A few months ago, I set myself a new, realistic goal around exercise. That by the time I turn 45, I want to be in better shape than I was when I turned 40. That’s well over a year and one that I think is realistic and optimistic.

But I still haven’t started. I’ve planned to plan to plan, if you will. This summer has been busy with a lot of change, loss and adjustments. And it’s been a summer of physical pain and illness for me: one of the worst times I’ve had in quiet a while.

But, as I noted in a recent post, I’m feeling better. Not better enough to run a marathon but better. And thoughts about practices, routines, exercice have all been slowly coming together…circling high overhead like hawks (or vultures I suppose :)).

And so, last night, while Jena and I were out watching Robot and Frank, I felt some more pieces snap into place. Without giving away the film, suffice it to say that a theme in it is the loss and recovery of physical and mental capabilities as we age. That resonated with me greatly. And related to that, there were points made about the importance of routines and exercise. And in the film we see those benefits as part of the recovery of lost physical and mental capabilities.

And so, today, I am moved to take more steps down the road of recovery. I’ve spent the morning doing some of the preliminary work I need to get my exercise routine going once again. I have been slowly altering my schedule to ease into something more structured and am thinking further about what that looks like. And, as part of that preliminary work, I just did weights and measures to assess my current physical condition.

Bad news: I’m in worse shape than I was when I started the first time 4 years ago.
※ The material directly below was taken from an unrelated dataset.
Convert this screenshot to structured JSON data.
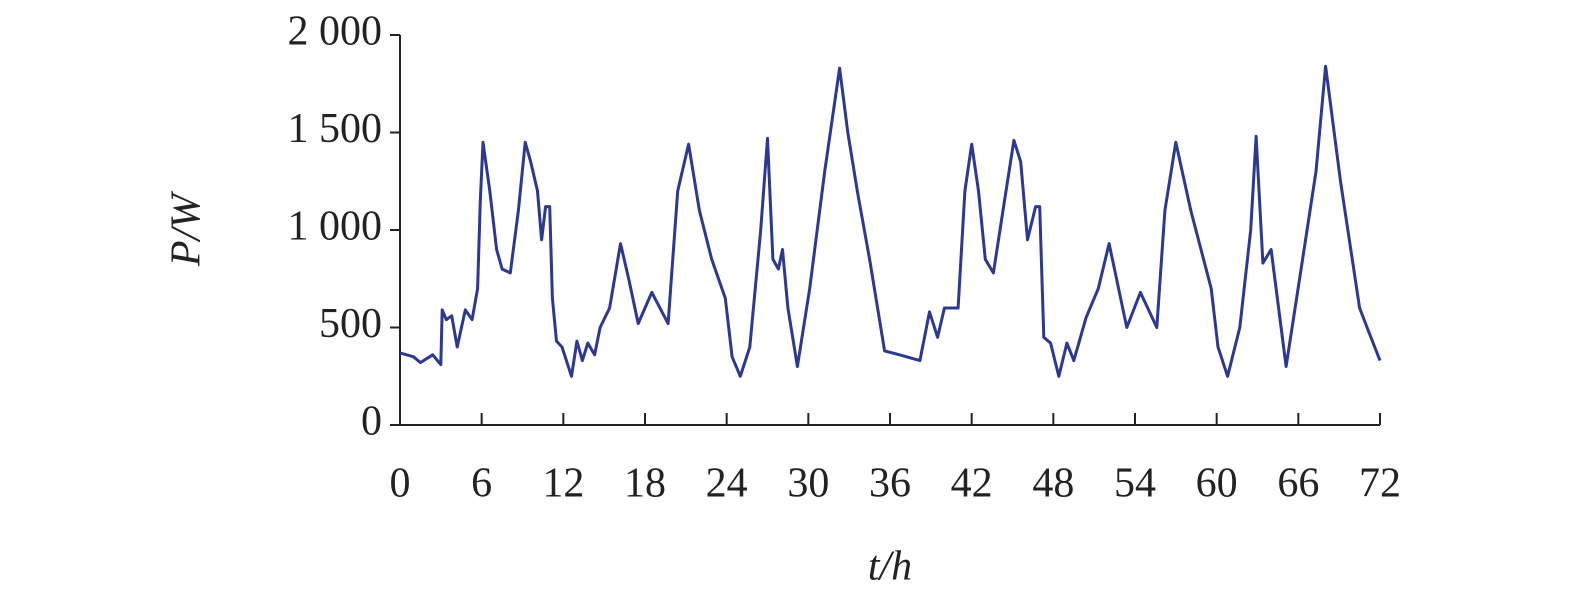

Good news: It will make the success all the greater when I get to where I want to be.

Seeing this made concrete like this makes me sad. It makes me recognize another loss from my old job. The last two years there and their impact on me erased all the work I did before and took me to an even worse place than I was before. Another reason I am glad I’m gone from there: there is no way I could work to get myself back and go where I want to if I were there.

And it makes me glad to have the love and support and inspiration that I do from Jena and Aurora and my wife. They have all stood by me and helped me in different and important ways throughout this incredibly hard time. And as I take further steps forward I know that I’ll need their help and support all the more: I am truly blessed to have that in my life. Indeed, sometimes (many times) I find myself wondering how I came to be so fortunate and blessed. Somewhere, growing up, I believed I was supposed to be alone and miserable: I never would have believed or hoped for the love I have in my life.

And so, in keeping with the forward looking focus I’m trying to maintain, I am writing today to get out there some of my further thoughts for where I want to go forward in my life. I title this “Burning Boats” because of the apocryphal story of the conquistador Cortez burning his ships in the new world. Though likely false, it is a good story about taking action that prevents you from changing course, retreating or otherwise backing down. For me, talking about this plan is “burning the boats”. I am vain and I don’t like to admit failure. If I say publicly that I’m going to do something, I’m committing myself to it irrevocably. And so, the time writing this is also part of my preparation.

It’s not going to go quickly, it’s not going to happen quickly. I have much further to go physically and mentally than I did before. And last time it took a while. But, I do believe that this is taking me to places much better than I ever could have imagined before all this happened 3 – 4 years ago. I am free from that horrible work place and have my life back, I have Aurora in my life, Jena is out here at long last, my relationship with my wife is changed but stronger, I spend more time with my remaining pets, and I increasingly have a sense of who I am and want to be. So, despite the worries and challenges, I really do think things are moving forward and that life is good.

And even when it’s not feeling like that, I have to remember that for me it’s important to take the words of Winston Churchill to heart and “KBO”. Because one thing I learned last time is that movement, exercise and physical activity are important elements in mood management for me.